Jede Seele im Stande der heiligmachenden Gnade, wir können auch sagen, jedes Gotteskind, ob Mann oder Frau, ist in diesem Sinne Braut Christi, lebt also ständig mit Christus in geheimnisvoller Verbindung, in tiefer Lebens- und Schicksalsgemeinschaft. Wer dem Stande der Jungfräulichkeit angehört, hat dieses Brautschaftsverhältnis zu einem ausschließlichen gemacht. Der Werktagsheilige weiß das und sorgt dafür, daß seine Lebensgemeinschaft mit Christus in einer innigen Liebesgemeinschaft sich ausreift und auswirkt.

2. Um aber eine tragfähige Grundlage für sein Ringen und Streben zu schaffen, liest er gern in der Heiligen Schrift die tiefen Gleichnisse vom Weinstock und den Rebzweigen und vom Haupt und den Gliedern. Es handelt sich hier um so große Geheimnisse, daß sie mit klaren Begriffen gar nicht bis ins einzelnste abgegrenzt werden können. Darum spricht der Heiland und sein Apostel Paulus in Gleichnisreden, die dem helldunklen Charakter des Geheimnisses am meisten Rechnung tragen.

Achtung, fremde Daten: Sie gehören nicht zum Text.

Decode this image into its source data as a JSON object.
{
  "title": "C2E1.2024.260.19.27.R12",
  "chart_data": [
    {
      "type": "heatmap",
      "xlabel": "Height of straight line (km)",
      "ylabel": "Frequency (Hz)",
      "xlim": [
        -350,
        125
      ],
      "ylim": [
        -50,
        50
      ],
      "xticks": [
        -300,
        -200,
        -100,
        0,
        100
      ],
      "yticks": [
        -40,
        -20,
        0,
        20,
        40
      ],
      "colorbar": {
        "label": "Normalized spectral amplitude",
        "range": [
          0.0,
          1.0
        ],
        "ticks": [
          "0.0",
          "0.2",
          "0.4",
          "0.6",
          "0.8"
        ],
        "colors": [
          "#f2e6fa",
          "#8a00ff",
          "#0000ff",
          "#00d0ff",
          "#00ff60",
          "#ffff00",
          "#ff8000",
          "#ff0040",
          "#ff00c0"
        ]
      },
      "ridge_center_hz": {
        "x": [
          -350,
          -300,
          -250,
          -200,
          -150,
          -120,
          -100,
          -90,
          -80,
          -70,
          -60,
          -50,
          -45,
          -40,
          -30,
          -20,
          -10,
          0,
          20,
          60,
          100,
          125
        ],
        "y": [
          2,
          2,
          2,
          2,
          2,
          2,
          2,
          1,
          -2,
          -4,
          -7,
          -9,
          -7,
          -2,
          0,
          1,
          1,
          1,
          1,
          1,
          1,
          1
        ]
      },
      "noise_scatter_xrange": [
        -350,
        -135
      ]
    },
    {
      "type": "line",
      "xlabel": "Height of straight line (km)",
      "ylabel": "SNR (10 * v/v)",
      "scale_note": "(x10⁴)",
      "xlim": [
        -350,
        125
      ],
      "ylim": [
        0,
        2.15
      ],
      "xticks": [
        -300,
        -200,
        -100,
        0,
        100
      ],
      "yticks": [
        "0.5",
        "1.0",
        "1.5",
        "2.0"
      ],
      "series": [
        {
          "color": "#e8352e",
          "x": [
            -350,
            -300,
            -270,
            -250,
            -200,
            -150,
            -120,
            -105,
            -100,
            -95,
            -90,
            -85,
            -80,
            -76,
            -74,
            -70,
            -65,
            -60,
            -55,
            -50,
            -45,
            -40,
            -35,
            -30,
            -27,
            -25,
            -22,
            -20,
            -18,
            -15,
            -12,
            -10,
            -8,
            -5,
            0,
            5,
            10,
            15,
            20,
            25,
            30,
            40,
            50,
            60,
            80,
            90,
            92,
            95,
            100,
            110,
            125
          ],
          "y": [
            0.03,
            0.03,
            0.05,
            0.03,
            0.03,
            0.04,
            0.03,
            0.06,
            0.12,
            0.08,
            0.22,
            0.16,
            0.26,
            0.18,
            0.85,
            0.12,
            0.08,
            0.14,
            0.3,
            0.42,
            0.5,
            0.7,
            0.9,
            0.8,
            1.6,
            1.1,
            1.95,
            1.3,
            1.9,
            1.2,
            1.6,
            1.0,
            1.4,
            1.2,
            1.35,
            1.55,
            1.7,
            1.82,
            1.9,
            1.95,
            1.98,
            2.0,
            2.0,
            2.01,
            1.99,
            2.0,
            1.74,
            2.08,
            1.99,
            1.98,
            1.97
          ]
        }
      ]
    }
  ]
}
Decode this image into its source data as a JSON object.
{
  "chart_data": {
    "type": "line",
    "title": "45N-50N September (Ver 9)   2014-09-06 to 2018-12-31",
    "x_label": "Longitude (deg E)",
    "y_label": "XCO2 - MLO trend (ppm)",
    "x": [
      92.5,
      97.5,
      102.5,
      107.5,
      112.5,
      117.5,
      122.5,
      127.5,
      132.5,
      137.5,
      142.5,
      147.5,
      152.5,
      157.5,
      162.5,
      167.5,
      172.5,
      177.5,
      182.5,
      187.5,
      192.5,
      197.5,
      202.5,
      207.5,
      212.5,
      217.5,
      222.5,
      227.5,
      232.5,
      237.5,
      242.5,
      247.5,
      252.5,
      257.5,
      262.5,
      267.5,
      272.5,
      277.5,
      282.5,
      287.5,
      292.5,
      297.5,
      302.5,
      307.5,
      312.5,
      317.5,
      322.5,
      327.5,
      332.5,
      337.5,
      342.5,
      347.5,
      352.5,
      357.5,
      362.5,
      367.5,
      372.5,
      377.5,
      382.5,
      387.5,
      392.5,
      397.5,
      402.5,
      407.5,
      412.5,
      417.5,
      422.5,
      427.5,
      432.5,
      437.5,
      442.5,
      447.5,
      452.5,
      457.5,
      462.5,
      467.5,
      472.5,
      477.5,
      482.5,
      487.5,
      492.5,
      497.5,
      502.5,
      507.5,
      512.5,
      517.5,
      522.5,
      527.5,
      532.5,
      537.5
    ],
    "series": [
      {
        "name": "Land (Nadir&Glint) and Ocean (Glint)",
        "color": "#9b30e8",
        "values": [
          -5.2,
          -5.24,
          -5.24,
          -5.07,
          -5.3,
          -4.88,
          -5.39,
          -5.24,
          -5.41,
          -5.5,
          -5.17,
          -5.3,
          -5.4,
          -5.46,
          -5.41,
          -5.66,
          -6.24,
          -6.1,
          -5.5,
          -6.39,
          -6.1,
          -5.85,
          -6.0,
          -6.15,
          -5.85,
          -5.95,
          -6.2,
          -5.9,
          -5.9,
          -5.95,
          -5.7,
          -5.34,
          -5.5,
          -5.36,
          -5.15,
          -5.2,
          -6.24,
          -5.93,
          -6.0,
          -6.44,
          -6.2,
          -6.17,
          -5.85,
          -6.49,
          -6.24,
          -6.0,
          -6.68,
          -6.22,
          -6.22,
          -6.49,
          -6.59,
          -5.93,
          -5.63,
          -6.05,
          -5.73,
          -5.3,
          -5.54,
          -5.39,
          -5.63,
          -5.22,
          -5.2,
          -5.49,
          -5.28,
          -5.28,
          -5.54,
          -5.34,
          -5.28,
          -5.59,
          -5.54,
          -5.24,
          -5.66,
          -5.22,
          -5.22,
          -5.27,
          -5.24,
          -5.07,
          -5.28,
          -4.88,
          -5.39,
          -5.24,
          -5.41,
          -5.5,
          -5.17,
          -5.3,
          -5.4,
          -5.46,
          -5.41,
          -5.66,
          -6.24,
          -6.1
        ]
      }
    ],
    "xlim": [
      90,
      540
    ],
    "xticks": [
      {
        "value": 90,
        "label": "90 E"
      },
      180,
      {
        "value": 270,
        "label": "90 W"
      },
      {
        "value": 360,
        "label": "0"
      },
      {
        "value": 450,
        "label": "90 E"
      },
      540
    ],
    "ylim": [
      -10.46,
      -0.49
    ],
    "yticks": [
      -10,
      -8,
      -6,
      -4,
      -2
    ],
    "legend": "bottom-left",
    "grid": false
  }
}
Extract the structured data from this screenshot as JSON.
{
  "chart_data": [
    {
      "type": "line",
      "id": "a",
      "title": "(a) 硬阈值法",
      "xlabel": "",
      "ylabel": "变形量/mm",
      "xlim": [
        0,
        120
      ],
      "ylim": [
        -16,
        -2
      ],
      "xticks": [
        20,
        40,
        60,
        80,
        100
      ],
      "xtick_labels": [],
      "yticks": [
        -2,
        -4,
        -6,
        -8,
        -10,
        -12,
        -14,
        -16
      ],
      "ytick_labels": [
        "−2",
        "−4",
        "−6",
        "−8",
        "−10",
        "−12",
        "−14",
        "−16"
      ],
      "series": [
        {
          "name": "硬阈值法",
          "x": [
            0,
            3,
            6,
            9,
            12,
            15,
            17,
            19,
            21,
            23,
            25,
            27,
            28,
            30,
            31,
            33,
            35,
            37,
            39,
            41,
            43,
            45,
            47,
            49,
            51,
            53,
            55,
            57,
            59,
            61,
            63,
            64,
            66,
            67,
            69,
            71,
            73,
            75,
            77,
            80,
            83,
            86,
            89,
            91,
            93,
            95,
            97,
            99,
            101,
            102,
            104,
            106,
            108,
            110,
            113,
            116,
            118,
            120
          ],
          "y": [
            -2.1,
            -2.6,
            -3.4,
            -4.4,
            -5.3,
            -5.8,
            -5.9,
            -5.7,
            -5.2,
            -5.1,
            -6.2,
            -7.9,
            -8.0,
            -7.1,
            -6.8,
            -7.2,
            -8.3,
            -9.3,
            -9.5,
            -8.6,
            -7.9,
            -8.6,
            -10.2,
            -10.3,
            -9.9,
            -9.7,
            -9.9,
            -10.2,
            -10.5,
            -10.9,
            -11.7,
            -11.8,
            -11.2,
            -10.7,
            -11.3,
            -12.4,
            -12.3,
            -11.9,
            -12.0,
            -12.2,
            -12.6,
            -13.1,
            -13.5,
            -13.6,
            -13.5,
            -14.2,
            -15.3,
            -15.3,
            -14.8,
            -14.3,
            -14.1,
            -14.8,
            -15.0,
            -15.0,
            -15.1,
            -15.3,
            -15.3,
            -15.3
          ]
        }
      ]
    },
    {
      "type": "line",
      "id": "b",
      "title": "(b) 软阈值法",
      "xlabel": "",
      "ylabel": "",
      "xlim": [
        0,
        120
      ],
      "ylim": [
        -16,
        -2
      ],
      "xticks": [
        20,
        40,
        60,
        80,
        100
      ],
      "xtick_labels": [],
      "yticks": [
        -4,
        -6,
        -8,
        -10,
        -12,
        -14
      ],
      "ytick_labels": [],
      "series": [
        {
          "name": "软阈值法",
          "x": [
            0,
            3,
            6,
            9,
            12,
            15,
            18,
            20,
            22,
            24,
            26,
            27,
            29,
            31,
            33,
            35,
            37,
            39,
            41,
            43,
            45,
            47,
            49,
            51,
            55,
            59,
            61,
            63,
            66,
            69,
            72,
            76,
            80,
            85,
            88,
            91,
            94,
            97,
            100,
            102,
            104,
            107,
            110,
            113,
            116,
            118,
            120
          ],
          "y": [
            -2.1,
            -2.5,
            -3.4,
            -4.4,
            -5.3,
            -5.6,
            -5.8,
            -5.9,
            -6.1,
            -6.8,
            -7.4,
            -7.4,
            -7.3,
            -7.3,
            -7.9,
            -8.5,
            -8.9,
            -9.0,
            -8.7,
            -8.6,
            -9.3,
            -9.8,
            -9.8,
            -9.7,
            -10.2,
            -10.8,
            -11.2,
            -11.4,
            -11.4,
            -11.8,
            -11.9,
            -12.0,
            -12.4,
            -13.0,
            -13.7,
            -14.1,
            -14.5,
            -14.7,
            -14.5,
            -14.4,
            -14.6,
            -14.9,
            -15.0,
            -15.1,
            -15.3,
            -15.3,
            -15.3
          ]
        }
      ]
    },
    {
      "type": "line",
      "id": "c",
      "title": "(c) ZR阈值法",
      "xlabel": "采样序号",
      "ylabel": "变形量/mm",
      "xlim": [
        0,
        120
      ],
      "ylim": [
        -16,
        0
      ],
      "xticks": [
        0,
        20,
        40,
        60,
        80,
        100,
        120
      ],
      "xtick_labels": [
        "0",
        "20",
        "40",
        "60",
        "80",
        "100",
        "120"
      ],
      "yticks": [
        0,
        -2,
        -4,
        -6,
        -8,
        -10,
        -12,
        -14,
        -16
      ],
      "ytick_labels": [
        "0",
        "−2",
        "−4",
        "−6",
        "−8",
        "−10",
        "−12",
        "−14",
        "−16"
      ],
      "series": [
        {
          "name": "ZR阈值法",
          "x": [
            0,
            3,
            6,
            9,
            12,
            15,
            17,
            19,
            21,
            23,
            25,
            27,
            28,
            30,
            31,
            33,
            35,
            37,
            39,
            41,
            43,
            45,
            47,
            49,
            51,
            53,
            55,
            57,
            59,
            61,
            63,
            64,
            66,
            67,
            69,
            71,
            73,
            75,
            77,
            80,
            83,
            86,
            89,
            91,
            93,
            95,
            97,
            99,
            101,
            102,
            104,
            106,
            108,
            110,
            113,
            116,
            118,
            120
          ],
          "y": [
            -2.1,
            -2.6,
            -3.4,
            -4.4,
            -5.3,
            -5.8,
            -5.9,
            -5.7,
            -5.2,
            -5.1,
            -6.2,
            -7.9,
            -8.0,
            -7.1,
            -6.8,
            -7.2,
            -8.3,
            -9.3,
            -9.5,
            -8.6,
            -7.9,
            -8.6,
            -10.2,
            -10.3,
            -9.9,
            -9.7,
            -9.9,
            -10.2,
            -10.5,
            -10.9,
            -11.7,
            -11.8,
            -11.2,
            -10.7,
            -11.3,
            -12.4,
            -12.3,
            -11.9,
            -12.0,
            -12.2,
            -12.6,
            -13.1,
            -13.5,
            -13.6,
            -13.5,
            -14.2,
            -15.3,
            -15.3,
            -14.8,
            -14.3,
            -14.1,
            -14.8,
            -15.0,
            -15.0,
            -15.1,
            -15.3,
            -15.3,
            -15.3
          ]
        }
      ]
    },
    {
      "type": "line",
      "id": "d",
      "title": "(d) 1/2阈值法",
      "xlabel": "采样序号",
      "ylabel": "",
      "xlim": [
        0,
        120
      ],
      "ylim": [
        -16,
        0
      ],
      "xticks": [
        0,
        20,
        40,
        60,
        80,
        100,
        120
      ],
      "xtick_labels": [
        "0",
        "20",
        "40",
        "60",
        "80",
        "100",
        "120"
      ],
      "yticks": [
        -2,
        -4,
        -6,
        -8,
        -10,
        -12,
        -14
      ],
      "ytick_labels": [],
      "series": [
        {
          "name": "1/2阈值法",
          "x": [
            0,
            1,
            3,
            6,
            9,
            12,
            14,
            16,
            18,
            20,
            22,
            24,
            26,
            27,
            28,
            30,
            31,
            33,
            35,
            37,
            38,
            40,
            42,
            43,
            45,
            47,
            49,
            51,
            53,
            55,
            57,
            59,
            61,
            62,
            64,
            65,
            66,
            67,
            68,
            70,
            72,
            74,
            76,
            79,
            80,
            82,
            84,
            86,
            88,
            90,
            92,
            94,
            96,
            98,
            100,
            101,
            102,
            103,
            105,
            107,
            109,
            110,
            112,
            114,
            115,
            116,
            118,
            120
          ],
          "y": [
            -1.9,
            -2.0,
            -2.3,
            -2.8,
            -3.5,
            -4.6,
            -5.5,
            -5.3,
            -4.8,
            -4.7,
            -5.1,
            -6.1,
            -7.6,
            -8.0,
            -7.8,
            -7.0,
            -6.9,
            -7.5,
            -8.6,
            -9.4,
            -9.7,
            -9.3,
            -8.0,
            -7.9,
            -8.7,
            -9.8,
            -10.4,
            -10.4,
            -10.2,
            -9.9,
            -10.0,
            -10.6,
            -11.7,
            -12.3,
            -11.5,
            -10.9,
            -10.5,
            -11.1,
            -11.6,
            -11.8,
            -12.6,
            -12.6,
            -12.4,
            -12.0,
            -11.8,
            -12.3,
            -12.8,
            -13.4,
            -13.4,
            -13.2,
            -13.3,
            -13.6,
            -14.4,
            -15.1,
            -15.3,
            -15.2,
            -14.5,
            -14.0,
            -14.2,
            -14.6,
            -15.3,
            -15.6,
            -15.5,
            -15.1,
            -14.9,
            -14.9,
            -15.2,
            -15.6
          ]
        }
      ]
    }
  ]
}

Es war ein feierlicher Augenblick, den der Heiland für sein Gleichnis wählte. Die Apostel hatten gerade die erste heilige Kommunion empfangen und hörten ergriffen die Abschiedsreden ihres Meisters - unmittelbar vor seinem Todesgang. Ob sie vorher nicht fähig waren, die große Botschaft aufzunehmen? Ob sie jetzt genügend dafür vorbereitet und eingestimmt sind? Der Heiland erklärt: „Ich bin der wahre Weinstock, und mein Vater ist der Weingärtner ... Bleibt in mir, dann bleibe ich in euch. Wie die Rebe, wenn sie nicht am Weinstocke bleibt, aus sich selbst keine Frucht bringen kann, so auch ihr nicht, wenn ihr nicht in mir bleibt ... Wer in mir bleibt und in wem ich bleibe, der bringt viele Frucht; denn ohne mich könnt ihr nichts tun. Wer nicht in mir bleibt, wird wie eine Rebe weggeworfen und verdorrt ... Dadurch wird mein Vater verherrlicht, daß ihr viele Frucht bringt ...“ (Joh 15,1-8).

Ruhiges Nachdenken entdeckt in der Rede des Herrn einen Gleichniskern, Gleichnisglieder und Gleichnisfolgerungen.

Gleichniskern, das heißt, das, was der Heiland in dem Augenblick, wo er von seinen Aposteln Abschied nimmt, um zum Vater, von dem er gekommen, zurückzukehren, den Trauernden sagen will, ist die geheimnisvolle organische Lebensgemeinschaft zwischen ihm und ihnen - ähnlich wie zwischen Weinstock und Rebzweigen -, die auch dann bleibt, wenn er fortgegangen.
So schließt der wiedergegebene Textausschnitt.